Modula-2 - a very clean, predictable, understandable conventional algorithmic language.
Prolog - the classic PROgramming in LOGic language, yet another fundamentally different yet consistent paradigm.
Perl - quite the opposite of all the above, a very "hacky" language based on practicality not purity, great for solving certain types of problems quickly, but really not scaling up nicely at all.
Tcl - "Tool Command Language", for me this hits the "sweet spot" between all of the above.

Programmers who like Tcl tend to think of it as being clean, logical and consistent. However the majority tend to reject it, complaining about "quoting hell" and various awkwardnesses which basically come down to it being too different from what they are used to. Really Tcl has a radical minimalism which makes it genuinely different from the common patterns that most programming languages follow.

Most programming languages blend syntax and semantics. Each language construct (e.g. if-then-else for conditional execution) has individual rules for how it is written (syntax) and how it operates (semantics). The language definition as a whole includes all of these specific elements of syntax and semantics.

In contrast, the essence of Tcl is a very small and simple core which defines only how to define and use variables, data values, commands in general, and events. The only syntactic rules are those which define how to invoke a generic command and pass data to and from it. These are documented at man Tcl, there is no special syntax for specific commands. All functionality is defined as the semantics of individual commands. Flow control is done by commands which take other commands as their arguments. So if-then-else functionality is provided by a command called "if" whose arguments are the condition to test, the code to execute when the condition is true, and optionally the code to execute when the condition is false.

This design can be cumbersome in some ways. For example, the core has no syntax for arithmetic expressions, this is delegated to the command expr, which the programmer has to explicitly invoke in various places where some calculation is needed.

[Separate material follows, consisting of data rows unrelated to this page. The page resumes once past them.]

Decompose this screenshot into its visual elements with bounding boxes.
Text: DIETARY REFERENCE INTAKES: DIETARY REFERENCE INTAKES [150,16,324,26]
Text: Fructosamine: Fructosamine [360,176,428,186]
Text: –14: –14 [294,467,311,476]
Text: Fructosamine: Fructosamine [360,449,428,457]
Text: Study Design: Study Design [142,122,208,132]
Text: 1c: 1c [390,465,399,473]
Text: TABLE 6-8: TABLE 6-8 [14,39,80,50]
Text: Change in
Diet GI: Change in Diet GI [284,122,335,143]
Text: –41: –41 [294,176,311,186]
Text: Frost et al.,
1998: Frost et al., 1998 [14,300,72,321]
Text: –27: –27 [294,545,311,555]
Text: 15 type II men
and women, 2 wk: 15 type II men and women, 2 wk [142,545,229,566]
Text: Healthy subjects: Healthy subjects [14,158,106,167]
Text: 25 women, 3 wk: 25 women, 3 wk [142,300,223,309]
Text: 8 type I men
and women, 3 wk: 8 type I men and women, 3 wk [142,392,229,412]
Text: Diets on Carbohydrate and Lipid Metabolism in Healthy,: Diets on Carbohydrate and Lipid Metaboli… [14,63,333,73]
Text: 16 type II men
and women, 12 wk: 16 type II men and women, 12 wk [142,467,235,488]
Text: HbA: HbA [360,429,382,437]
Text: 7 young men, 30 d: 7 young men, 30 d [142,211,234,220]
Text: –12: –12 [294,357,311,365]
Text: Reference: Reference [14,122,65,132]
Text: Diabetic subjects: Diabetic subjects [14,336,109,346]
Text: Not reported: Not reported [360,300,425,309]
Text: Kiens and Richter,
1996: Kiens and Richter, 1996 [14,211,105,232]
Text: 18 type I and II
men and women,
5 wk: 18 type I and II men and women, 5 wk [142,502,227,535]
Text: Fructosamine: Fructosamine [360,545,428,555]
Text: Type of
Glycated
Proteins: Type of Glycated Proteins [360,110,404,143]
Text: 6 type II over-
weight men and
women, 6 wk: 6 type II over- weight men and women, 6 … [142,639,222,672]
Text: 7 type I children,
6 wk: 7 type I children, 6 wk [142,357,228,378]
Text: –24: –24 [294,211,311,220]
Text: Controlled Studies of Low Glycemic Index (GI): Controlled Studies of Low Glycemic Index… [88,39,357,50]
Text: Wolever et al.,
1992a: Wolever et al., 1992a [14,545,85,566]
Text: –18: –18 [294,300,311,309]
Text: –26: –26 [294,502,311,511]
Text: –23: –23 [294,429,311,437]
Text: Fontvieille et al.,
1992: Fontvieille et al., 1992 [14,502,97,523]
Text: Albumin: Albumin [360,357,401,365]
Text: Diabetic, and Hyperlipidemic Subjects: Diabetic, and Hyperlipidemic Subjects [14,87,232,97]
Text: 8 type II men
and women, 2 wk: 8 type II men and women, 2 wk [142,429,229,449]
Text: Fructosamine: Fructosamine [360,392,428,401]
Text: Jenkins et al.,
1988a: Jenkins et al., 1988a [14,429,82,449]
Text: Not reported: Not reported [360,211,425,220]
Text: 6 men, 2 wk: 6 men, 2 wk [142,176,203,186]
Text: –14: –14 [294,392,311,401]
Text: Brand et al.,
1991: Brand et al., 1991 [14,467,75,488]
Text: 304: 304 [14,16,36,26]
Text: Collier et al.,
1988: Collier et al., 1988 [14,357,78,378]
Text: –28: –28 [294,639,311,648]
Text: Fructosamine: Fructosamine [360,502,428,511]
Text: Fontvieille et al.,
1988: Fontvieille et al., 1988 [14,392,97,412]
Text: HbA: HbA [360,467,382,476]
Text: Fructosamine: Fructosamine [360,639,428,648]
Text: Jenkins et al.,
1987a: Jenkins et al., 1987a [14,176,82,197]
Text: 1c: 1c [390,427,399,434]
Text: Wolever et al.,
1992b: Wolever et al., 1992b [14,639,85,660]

However this division of concerns creates a unique flexibility. Commands can be created or redefined on-the-fly. To give an extreme example, it's perfectly possible to redefine the "if" command to reverse its logic. More constructively, before Tcl added built-in commands for object-oriented programming, many people exploited the language's flexibility to make their own support for object-orientation.

I suspect this modular design has also enabled Tcl to evolve more smoothly. Since it was originally designed, Tcl has incorporated many innovations (caching of optimised internal representations for code and data; unicode support; multi-threading; coroutines; fully-virtualised filesystem operations; decoupling of versioning for language extensions, etc.) with almost no disruption for existing running code, something which Python still struggles with.

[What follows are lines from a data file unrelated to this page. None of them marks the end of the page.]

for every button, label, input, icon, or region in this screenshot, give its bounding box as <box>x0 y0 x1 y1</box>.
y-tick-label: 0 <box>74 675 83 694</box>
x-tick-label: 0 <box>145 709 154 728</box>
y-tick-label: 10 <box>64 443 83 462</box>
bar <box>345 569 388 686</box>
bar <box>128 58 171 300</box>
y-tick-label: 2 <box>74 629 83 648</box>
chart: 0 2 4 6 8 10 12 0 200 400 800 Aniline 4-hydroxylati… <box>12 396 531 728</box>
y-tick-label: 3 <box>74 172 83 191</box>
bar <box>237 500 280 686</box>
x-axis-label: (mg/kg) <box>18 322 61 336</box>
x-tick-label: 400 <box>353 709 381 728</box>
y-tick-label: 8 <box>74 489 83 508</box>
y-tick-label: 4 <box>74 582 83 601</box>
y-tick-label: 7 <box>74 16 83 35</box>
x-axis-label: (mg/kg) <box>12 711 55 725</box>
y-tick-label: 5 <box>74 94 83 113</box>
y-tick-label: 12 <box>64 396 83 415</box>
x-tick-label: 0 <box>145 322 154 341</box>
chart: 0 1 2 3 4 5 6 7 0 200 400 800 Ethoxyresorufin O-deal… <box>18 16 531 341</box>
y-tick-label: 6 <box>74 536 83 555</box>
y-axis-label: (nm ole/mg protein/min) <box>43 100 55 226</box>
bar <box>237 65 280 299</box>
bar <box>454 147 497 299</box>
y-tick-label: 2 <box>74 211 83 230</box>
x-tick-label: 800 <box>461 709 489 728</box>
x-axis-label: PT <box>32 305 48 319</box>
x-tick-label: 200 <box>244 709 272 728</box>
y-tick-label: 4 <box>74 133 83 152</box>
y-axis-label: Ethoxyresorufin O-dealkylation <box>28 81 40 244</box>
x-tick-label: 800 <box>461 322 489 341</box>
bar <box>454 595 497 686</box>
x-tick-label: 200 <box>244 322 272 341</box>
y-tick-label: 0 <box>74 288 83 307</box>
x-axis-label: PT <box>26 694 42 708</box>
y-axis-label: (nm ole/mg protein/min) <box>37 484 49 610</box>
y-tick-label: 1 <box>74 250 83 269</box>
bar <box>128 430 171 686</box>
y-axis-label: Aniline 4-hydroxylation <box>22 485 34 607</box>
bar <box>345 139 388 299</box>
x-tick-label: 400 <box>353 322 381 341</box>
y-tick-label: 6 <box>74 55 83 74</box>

I should say that Lisp has many of the same attributes that I'm claiming for Tcl. One difference is that historically, Lisp systems tended to be conceived of as a universe of their own, with little regard for interoperation with anything else. Tcl on the other hand started life as an extension language intended to be embedded in other software, and so has strong support for integrating with other systems on multiple levels.

Finally we have the cross-platform GUI (Graphical User Interface) support provided by Tk. This can be used from other languages, but is most closely integrated with Tcl. For an example of the kind of handy but lightweight tools that can easily be put together with the Tcl/Tk combination, see Diskusage.